SKY-HIとSTAMPが語る、日本とタイの音楽カルチャーシーン

ーコロナ禍以降のお話も伺えればと思います。何かミュージシャンを取り巻く状況で、大きく変わったことはありますか?

STAMP:いや、特にないですね。

ーあ、そうなんですね?

SKY-HI:羨ましい(笑)。

STAMP:ほぼ4ヵ月間は仕事がなくなってしまって、ロックダウンされた期間は外出禁止令もあったので、スタッフや制作チームの動きは変わってきたんですけど。その間はInstagramでライブをやっていました。タイではちょっとずつ通常通りに戻ってきていて、オンラインライブも減っていっている状態です。
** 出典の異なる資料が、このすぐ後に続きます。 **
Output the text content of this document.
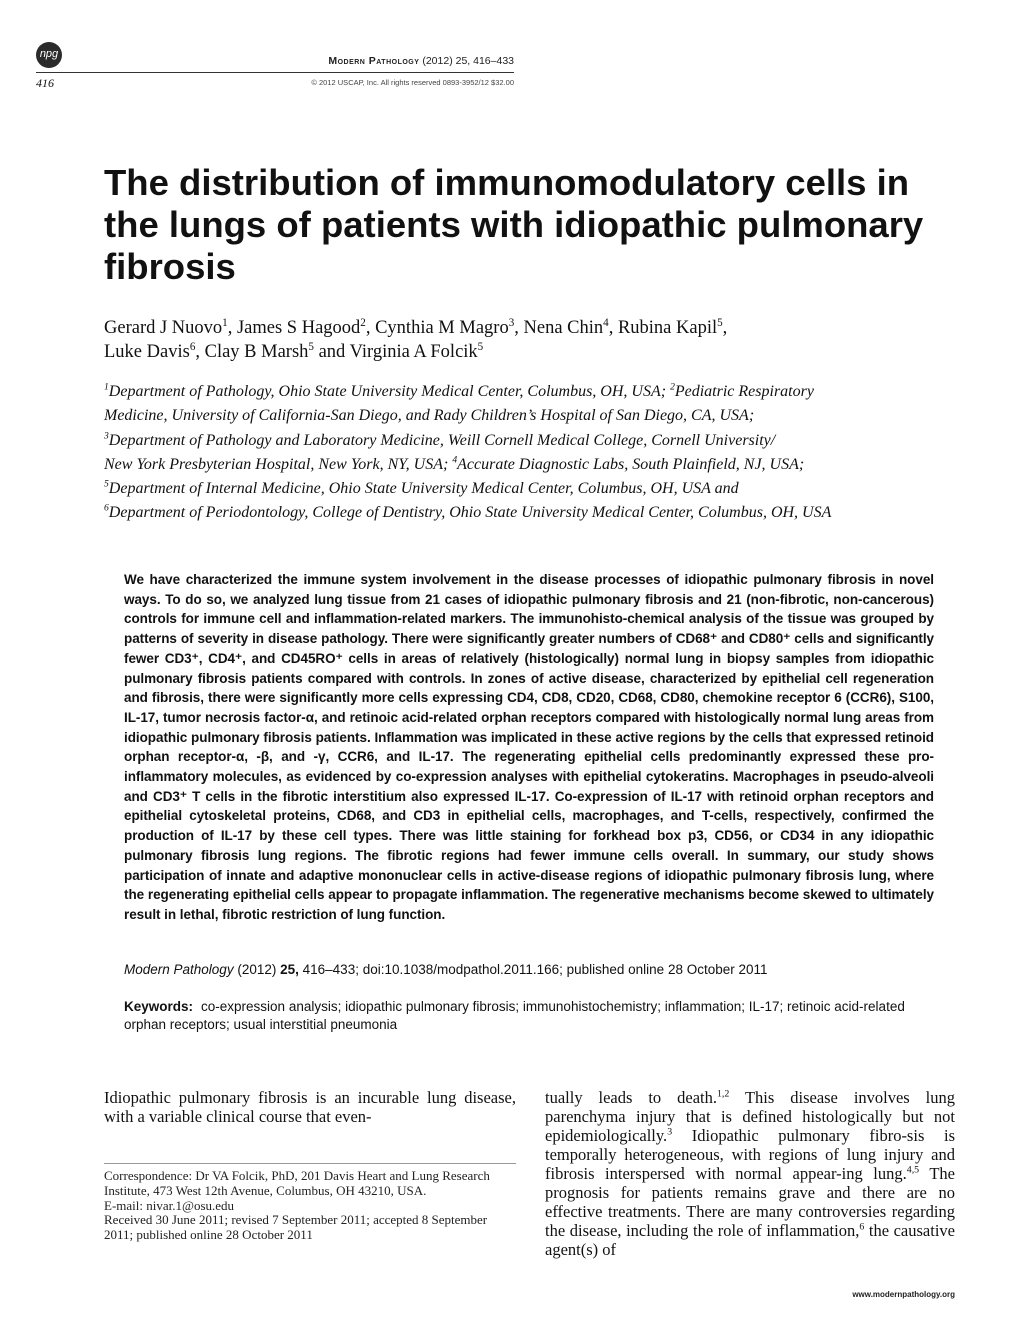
npg
Modern Pathology (2012) 25, 416–433
416	© 2012 USCAP, Inc. All rights reserved 0893-3952/12 $32.00
The distribution of immunomodulatory cells in the lungs of patients with idiopathic pulmonary fibrosis
Gerard J Nuovo$^1$, James S Hagood$^2$, Cynthia M Magro$^3$, Nena Chin$^4$, Rubina Kapil$^5$,
Luke Davis$^6$, Clay B Marsh$^5$ and Virginia A Folcik$^5$
$^1$Department of Pathology, Ohio State University Medical Center, Columbus, OH, USA; $^2$Pediatric Respiratory
Medicine, University of California-San Diego, and Rady Children’s Hospital of San Diego, CA, USA;
$^3$Department of Pathology and Laboratory Medicine, Weill Cornell Medical College, Cornell University/
New York Presbyterian Hospital, New York, NY, USA; $^4$Accurate Diagnostic Labs, South Plainfield, NJ, USA;
$^5$Department of Internal Medicine, Ohio State University Medical Center, Columbus, OH, USA and
$^6$Department of Periodontology, College of Dentistry, Ohio State University Medical Center, Columbus, OH, USA
We have characterized the immune system involvement in the disease processes of idiopathic pulmonary fibrosis in novel ways. To do so, we analyzed lung tissue from 21 cases of idiopathic pulmonary fibrosis and 21 (non-fibrotic, non-cancerous) controls for immune cell and inflammation-related markers. The immunohisto-chemical analysis of the tissue was grouped by patterns of severity in disease pathology. There were significantly greater numbers of CD68⁺ and CD80⁺ cells and significantly fewer CD3⁺, CD4⁺, and CD45RO⁺ cells in areas of relatively (histologically) normal lung in biopsy samples from idiopathic pulmonary fibrosis patients compared with controls. In zones of active disease, characterized by epithelial cell regeneration and fibrosis, there were significantly more cells expressing CD4, CD8, CD20, CD68, CD80, chemokine receptor 6 (CCR6), S100, IL-17, tumor necrosis factor-α, and retinoic acid-related orphan receptors compared with histologically normal lung areas from idiopathic pulmonary fibrosis patients. Inflammation was implicated in these active regions by the cells that expressed retinoid orphan receptor-α, -β, and -γ, CCR6, and IL-17. The regenerating epithelial cells predominantly expressed these pro-inflammatory molecules, as evidenced by co-expression analyses with epithelial cytokeratins. Macrophages in pseudo-alveoli and CD3⁺ T cells in the fibrotic interstitium also expressed IL-17. Co-expression of IL-17 with retinoid orphan receptors and epithelial cytoskeletal proteins, CD68, and CD3 in epithelial cells, macrophages, and T-cells, respectively, confirmed the production of IL-17 by these cell types. There was little staining for forkhead box p3, CD56, or CD34 in any idiopathic pulmonary fibrosis lung regions. The fibrotic regions had fewer immune cells overall. In summary, our study shows participation of innate and adaptive mononuclear cells in active-disease regions of idiopathic pulmonary fibrosis lung, where the regenerating epithelial cells appear to propagate inflammation. The regenerative mechanisms become skewed to ultimately result in lethal, fibrotic restriction of lung function.
Modern Pathology (2012) 25, 416–433; doi:10.1038/modpathol.2011.166; published online 28 October 2011
Keywords: co-expression analysis; idiopathic pulmonary fibrosis; immunohistochemistry; inflammation; IL-17; retinoic acid-related orphan receptors; usual interstitial pneumonia
Idiopathic pulmonary fibrosis is an incurable lung disease, with a variable clinical course that even-
Correspondence: Dr VA Folcik, PhD, 201 Davis Heart and Lung Research Institute, 473 West 12th Avenue, Columbus, OH 43210, USA.
E-mail: nivar.1@osu.edu
Received 30 June 2011; revised 7 September 2011; accepted 8 September 2011; published online 28 October 2011
tually leads to death.$^{1,2}$ This disease involves lung parenchyma injury that is defined histologically but not epidemiologically.$^3$ Idiopathic pulmonary fibro-sis is temporally heterogeneous, with regions of lung injury and fibrosis interspersed with normal appear-ing lung.$^{4,5}$ The prognosis for patients remains grave and there are no effective treatments. There are many controversies regarding the disease, including the role of inflammation,$^6$ the causative agent(s) of
www.modernpathology.org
SKY-HI:タイの感染者数、1日5人とかだもんね。

STAMP:そうですね。なので小規模のライブは戻ってきていて、アリーナ規模のライブをちょっとずつ計画し始めているところも出始めているところです。

ー一方日本はまだ難しい状況が続きそうです。SKY-HIさんも先日KT Zepp Yokohamaにて無観客オンラインライブをやられていましたが、そこで感じた手応え、もしくは難しさはありましたか?
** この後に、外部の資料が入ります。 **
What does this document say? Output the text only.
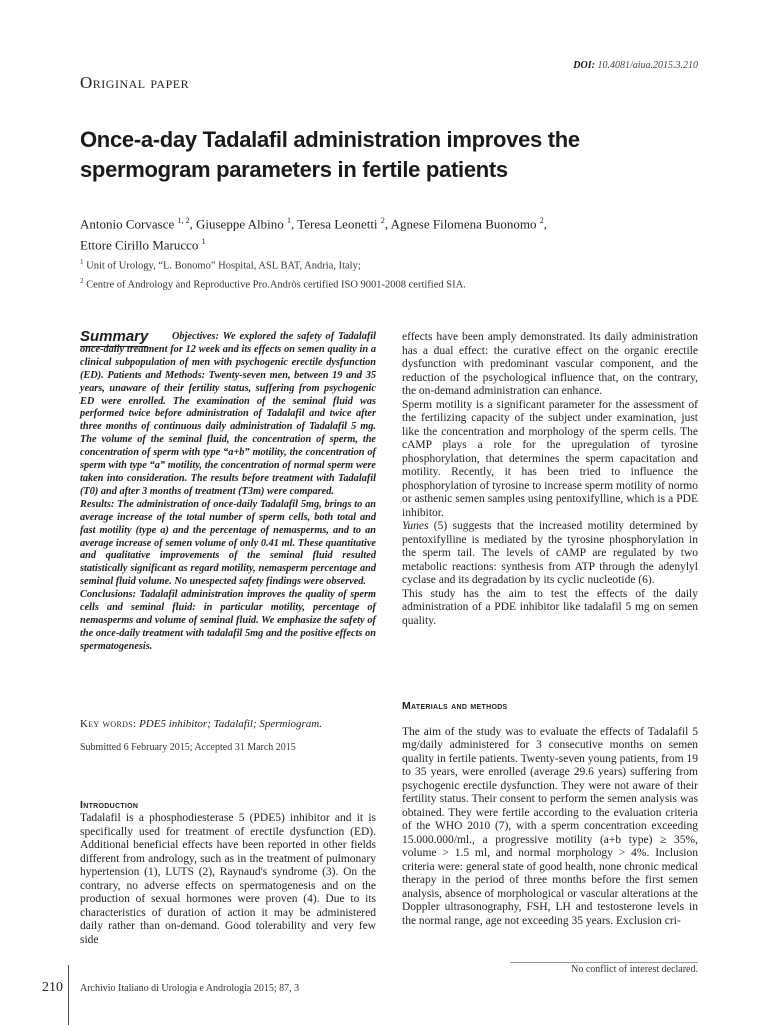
DOI: 10.4081/aiua.2015.3.210
Original paper
Once-a-day Tadalafil administration improves the spermogram parameters in fertile patients
Antonio Corvasce $^{1, 2}$, Giuseppe Albino $^1$, Teresa Leonetti $^2$, Agnese Filomena Buonomo $^2$,
Ettore Cirillo Marucco $^1$
$^1$ Unit of Urology, “L. Bonomo” Hospital, ASL BAT, Andria, Italy;
$^2$ Centre of Andrology and Reproductive Pro.Andròs certified ISO 9001-2008 certified SIA.
Summary	Objectives: We explored the safety of Tadalafil once-daily treatment for 12 week and its effects on semen quality in a clinical subpopulation of men with psychogenic erectile dysfunction (ED). Patients and Methods: Twenty-seven men, between 19 and 35 years, unaware of their fertility status, suffering from psychogenic ED were enrolled. The examination of the seminal fluid was performed twice before administration of Tadalafil and twice after three months of continuous daily administration of Tadalafil 5 mg. The volume of the seminal fluid, the concentration of sperm, the concentration of sperm with type “a+b” motility, the concentration of sperm with type “a” motility, the concentration of normal sperm were taken into consideration. The results before treatment with Tadalafil (T0) and after 3 months of treatment (T3m) were compared.
Results: The administration of once-daily Tadalafil 5mg, brings to an average increase of the total number of sperm cells, both total and fast motility (type a) and the percentage of nemasperms, and to an average increase of semen volume of only 0.41 ml. These quantitative and qualitative improvements of the seminal fluid resulted statistically significant as regard motility, nemasperm percentage and seminal fluid volume. No unespected safety findings were observed.
Conclusions: Tadalafil administration improves the quality of sperm cells and seminal fluid: in particular motility, percentage of nemasperms and volume of seminal fluid. We emphasize the safety of the once-daily treatment with tadalafil 5mg and the positive effects on spermatogenesis.
Key words: PDE5 inhibitor; Tadalafil; Spermiogram.
Submitted 6 February 2015; Accepted 31 March 2015
Introduction

Tadalafil is a phosphodiesterase 5 (PDE5) inhibitor and it is specifically used for treatment of erectile dysfunction (ED). Additional beneficial effects have been reported in other fields different from andrology, such as in the treatment of pulmonary hypertension (1), LUTS (2), Raynaud's syndrome (3). On the contrary, no adverse effects on spermatogenesis and on the production of sexual hormones were proven (4). Due to its characteristics of duration of action it may be administered daily rather than on-demand. Good tolerability and very few side

effects have been amply demonstrated. Its daily administration has a dual effect: the curative effect on the organic erectile dysfunction with predominant vascular component, and the reduction of the psychological influence that, on the contrary, the on-demand administration can enhance.

Sperm motility is a significant parameter for the assessment of the fertilizing capacity of the subject under examination, just like the concentration and morphology of the sperm cells. The cAMP plays a role for the upregulation of tyrosine phosphorylation, that determines the sperm capacitation and motility. Recently, it has been tried to influence the phosphorylation of tyrosine to increase sperm motility of normo or asthenic semen samples using pentoxifylline, which is a PDE inhibitor.

Yunes (5) suggests that the increased motility determined by pentoxifylline is mediated by the tyrosine phosphorylation in the sperm tail. The levels of cAMP are regulated by two metabolic reactions: synthesis from ATP through the adenylyl cyclase and its degradation by its cyclic nucleotide (6).

This study has the aim to test the effects of the daily administration of a PDE inhibitor like tadalafil 5 mg on semen quality.

Materials and methods

The aim of the study was to evaluate the effects of Tadalafil 5 mg/daily administered for 3 consecutive months on semen quality in fertile patients. Twenty-seven young patients, from 19 to 35 years, were enrolled (average 29.6 years) suffering from psychogenic erectile dysfunction. They were not aware of their fertility status. Their consent to perform the semen analysis was obtained. They were fertile according to the evaluation criteria of the WHO 2010 (7), with a sperm concentration exceeding 15.000.000/ml., a progressive motility (a+b type) ≥ 35%, volume > 1.5 ml, and normal morphology > 4%. Inclusion criteria were: general state of good health, none chronic medical therapy in the period of three months before the first semen analysis, absence of morphological or vascular alterations at the Doppler ultrasonography, FSH, LH and testosterone levels in the normal range, age not exceeding 35 years. Exclusion cri-

No conflict of interest declared.
210 Archivio Italiano di Urologia e Andrologia 2015; 87, 3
SKY-HI:手応えで言うと、やりがいがすごくあります。マイク持ちの資質って、要は空気を掌握することだったりするじゃないですか。だからライブって、毎回違うお客さんがいる中で何をするかってことが大事だったと思うんですけど、オンラインライブはそういう意味での“空気”というものが存在しないので。本当にクリエイションに集中できるから、実はすごく健康的なんですよね。本番のコンディションも含めてすべてが画面の中に集約されるっていうのは緊張感もすごいし、演出を考えるのも楽しいです。ただ、(難しい点を挙げるとするなら)これは本当にビジネスとして成立するのは難しいなっていう、本当にそれ(笑)。無料公開だとビジネスになり辛いのは当然ですけど、有料にすると新しくファンになるという可能性が低いんですよね。

ーああ、確かにそうですね。

SKY-HI:有料のオンラインライブって、もう既に応援してくれている人が常識に見合った額を払ってくれるという形なので。直接行くっていう体験を伴う行為だと話が変わっていくんですけど、多分今既に好きじゃないアーティストだったら、どんなに事前にすごいって言われても、チケットを買うという行動にはなかなか結びつかないのかなと。なのでオンラインライブは新しくお客さんを増やしたり、大きなビジネスになることは難しいと思います。

ーなるほど。

SKY-HI:僕はこれからオンラインライブが主流になっていくとは全く思っていないです。ただ、オンラインでしかできないのなら、オンラインでやる意義とかクリエイティビティを諦めたくない。やれることは確実にあるはずですし、結果として何か大きなビジネスになることがあるとしたら、それはクリエイトがいいから何かに繋がるという道筋しかないと思う。だって、今いきなりサザンオールスターズになって何十万人が見てくれるなんてことはないから。地道にできるクリエイトを続けていくしかないし、毎回ベストより1個上を目指すような、常にニューみたいな形でやり続けるしかないと思っています。